Coping with depression at work

Coping with depression at work | 2 min read

Depression is a mood disorder that causes a persistent feeling of sadness and loss of interest. It affects how you feel, think, and behave and can lead to various emotional and physical problems. You may have trouble doing normal day-to-day activities and sometimes feel like life isn’t worth living.

What are the symptoms of depression?

Symptoms of depression may include:

  • Feelings of sadness, tearfulness, emptiness, or hopelessness.
  • Angry outbursts, irritability, or frustration, even over small matters.
  • Loss of interest or pleasure in most or all normal activities, such as sex, hobbies, or sports.
  • Sleep disturbances, including insomnia or sleeping too much.
  • Tiredness and lack of energy, so even small tasks take extra effort.
  • Reduced appetite and weight loss or increased cravings for food and weight gain.
  • Anxiety, agitation, or restlessness.
  • Slowed thinking, speaking, or body movements.
  • Feelings of worthlessness or guilt, fixating on past failures or self-blame.
  • Trouble thinking, concentrating, making decisions, and remembering things.
  • Frequent or recurrent thoughts of death and suicidal thoughts.
  • Unexplained physical problems, such as back pain or headaches.

How can you cope at work after being diagnosed with depression?

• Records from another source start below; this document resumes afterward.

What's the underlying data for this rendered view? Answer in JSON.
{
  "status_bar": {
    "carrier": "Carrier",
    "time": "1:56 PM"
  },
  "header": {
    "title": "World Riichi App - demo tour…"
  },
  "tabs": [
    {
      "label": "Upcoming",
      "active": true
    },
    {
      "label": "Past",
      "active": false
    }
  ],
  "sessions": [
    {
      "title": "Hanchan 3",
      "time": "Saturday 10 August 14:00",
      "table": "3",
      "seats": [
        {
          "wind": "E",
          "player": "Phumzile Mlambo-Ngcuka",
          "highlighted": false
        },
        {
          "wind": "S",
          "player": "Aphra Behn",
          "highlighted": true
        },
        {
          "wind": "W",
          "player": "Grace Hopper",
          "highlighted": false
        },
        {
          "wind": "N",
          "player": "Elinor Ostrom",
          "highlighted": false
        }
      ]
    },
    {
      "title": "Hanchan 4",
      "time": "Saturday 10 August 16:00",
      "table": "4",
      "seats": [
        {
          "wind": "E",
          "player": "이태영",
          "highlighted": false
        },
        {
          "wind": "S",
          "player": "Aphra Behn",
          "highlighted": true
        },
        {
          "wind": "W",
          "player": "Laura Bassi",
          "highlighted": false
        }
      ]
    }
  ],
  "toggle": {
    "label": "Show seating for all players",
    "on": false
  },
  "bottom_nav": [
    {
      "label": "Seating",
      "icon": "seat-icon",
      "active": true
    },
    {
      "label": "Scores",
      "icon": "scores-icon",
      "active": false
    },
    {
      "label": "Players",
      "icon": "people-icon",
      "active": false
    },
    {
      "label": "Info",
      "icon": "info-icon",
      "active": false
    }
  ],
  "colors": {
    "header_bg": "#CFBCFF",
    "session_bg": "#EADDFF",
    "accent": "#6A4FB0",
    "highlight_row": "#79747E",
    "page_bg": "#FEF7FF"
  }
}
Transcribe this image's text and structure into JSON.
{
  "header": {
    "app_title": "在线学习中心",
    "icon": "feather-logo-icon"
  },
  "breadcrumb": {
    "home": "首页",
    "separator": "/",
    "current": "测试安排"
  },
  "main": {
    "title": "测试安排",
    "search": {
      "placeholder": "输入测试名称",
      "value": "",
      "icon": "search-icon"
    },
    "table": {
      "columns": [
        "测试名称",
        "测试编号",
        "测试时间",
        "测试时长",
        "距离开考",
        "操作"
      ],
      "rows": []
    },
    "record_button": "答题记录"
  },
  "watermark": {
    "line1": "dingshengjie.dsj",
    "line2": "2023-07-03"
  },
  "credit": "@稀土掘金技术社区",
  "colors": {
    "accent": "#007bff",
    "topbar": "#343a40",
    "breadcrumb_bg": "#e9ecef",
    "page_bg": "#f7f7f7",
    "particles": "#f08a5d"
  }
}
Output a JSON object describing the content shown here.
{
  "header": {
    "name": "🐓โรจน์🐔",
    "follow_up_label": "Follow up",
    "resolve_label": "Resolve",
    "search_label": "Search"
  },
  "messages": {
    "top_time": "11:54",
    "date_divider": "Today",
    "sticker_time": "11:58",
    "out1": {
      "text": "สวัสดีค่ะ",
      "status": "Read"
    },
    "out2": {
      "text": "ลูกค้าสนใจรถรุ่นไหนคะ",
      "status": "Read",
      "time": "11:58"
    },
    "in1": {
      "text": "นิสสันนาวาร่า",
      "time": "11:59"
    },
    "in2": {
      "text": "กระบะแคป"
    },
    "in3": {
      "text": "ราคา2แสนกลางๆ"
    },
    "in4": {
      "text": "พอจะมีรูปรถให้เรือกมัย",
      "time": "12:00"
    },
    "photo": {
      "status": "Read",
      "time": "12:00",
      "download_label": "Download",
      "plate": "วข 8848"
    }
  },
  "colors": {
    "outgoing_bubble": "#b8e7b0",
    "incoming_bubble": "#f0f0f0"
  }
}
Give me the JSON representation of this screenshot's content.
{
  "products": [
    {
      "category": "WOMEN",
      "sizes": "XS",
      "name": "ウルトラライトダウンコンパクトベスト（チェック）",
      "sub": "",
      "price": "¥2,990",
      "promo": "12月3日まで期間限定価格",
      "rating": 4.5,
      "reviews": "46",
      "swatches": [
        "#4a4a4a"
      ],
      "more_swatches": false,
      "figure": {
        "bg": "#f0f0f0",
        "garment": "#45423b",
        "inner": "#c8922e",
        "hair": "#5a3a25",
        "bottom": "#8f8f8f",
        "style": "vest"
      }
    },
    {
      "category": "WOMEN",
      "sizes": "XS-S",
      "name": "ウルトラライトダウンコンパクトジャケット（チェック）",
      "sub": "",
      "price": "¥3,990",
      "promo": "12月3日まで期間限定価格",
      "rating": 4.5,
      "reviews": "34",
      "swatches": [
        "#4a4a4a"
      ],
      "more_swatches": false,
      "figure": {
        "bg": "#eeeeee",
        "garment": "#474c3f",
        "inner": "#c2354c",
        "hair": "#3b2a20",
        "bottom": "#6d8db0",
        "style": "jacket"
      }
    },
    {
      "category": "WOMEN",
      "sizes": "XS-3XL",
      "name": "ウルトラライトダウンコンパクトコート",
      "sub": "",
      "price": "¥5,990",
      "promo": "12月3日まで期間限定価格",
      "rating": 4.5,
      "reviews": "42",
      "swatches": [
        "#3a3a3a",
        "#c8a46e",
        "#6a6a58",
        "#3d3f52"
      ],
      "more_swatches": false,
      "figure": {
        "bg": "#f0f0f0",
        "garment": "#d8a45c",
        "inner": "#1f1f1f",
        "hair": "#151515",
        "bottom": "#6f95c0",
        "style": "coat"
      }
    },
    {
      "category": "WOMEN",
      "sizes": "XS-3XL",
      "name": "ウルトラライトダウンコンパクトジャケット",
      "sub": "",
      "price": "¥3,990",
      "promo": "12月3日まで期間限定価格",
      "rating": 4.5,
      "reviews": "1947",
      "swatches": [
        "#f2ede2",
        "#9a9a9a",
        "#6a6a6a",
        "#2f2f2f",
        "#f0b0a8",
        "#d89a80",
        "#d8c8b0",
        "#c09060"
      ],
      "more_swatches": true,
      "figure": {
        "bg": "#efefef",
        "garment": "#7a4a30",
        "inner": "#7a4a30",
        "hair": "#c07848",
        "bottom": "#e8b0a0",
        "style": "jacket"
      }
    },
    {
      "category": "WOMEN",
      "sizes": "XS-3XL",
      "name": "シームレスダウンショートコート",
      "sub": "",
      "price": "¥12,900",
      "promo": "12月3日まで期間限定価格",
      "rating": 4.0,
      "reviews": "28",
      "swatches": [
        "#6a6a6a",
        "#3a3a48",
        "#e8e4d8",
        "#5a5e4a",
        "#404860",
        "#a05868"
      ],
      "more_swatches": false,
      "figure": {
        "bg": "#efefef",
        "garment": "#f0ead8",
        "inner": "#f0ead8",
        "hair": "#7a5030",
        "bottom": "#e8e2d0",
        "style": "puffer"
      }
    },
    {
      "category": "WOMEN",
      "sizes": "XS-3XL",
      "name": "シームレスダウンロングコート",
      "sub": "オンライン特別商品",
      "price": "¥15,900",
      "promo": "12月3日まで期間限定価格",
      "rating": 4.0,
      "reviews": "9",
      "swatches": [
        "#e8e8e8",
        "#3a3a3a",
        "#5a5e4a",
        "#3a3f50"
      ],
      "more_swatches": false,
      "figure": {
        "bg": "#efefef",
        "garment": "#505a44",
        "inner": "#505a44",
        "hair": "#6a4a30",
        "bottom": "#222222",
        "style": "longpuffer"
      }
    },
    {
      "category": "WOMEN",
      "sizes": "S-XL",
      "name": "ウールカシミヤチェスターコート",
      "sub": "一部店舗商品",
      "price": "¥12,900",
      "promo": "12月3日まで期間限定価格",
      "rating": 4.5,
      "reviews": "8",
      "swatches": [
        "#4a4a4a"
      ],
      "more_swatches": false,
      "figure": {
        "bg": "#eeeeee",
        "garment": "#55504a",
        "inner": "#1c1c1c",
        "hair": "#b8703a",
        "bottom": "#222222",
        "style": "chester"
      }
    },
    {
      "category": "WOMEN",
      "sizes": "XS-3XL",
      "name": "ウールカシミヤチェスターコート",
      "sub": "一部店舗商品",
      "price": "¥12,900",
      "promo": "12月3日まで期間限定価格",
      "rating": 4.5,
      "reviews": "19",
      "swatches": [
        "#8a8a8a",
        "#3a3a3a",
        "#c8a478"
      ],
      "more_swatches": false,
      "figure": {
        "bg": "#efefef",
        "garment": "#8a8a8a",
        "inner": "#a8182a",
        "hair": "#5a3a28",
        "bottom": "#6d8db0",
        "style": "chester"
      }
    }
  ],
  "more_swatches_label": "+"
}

The best way to cope with depression at work is to let your employer and co-workers know what you are going through. This way, they can offer support and work with you to find the best action plan. Tips for dealing with depression at work include:

  • If possible, request a flexible schedule.
  • Break up big tasks into smaller parts to improve your concentration and focus.
  • Create a comfortable workspace. Personalize your work area to put you in a good mood.
  • Taking a lunch break and getting outdoors.
  • Going for a quick walk during a break, even indoors; exercise does wonders for mental health.
  • Practicing a few minutes of mindfulness meditation.
  • Incorporate deep breathing exercises into your day.
  • Get help. Ask your employer if any mental health resources are available to you in addition to making the minor adjustments already mentioned.

Without treatment, depression can affect your work performance. Employees with depression may be present at work but are not focused or engaged and may miss several days of work. If you are experiencing any symptoms of depression, book an appointment with an Intercare healthcare professional.

When to get emergency help?

Call your local emergency number immediately if you think you may hurt yourself or attempt suicide.

Consider these options if you’re having suicidal thoughts:

  • Call an Intercare doctor or mental health professional.
  • Call a suicide hotline number — 0800 567 567
  • Reach out to a close friend or loved one.

There are plenty of options to treat depression, all of which can improve your symptoms and minimize the impact of depression on your daily life.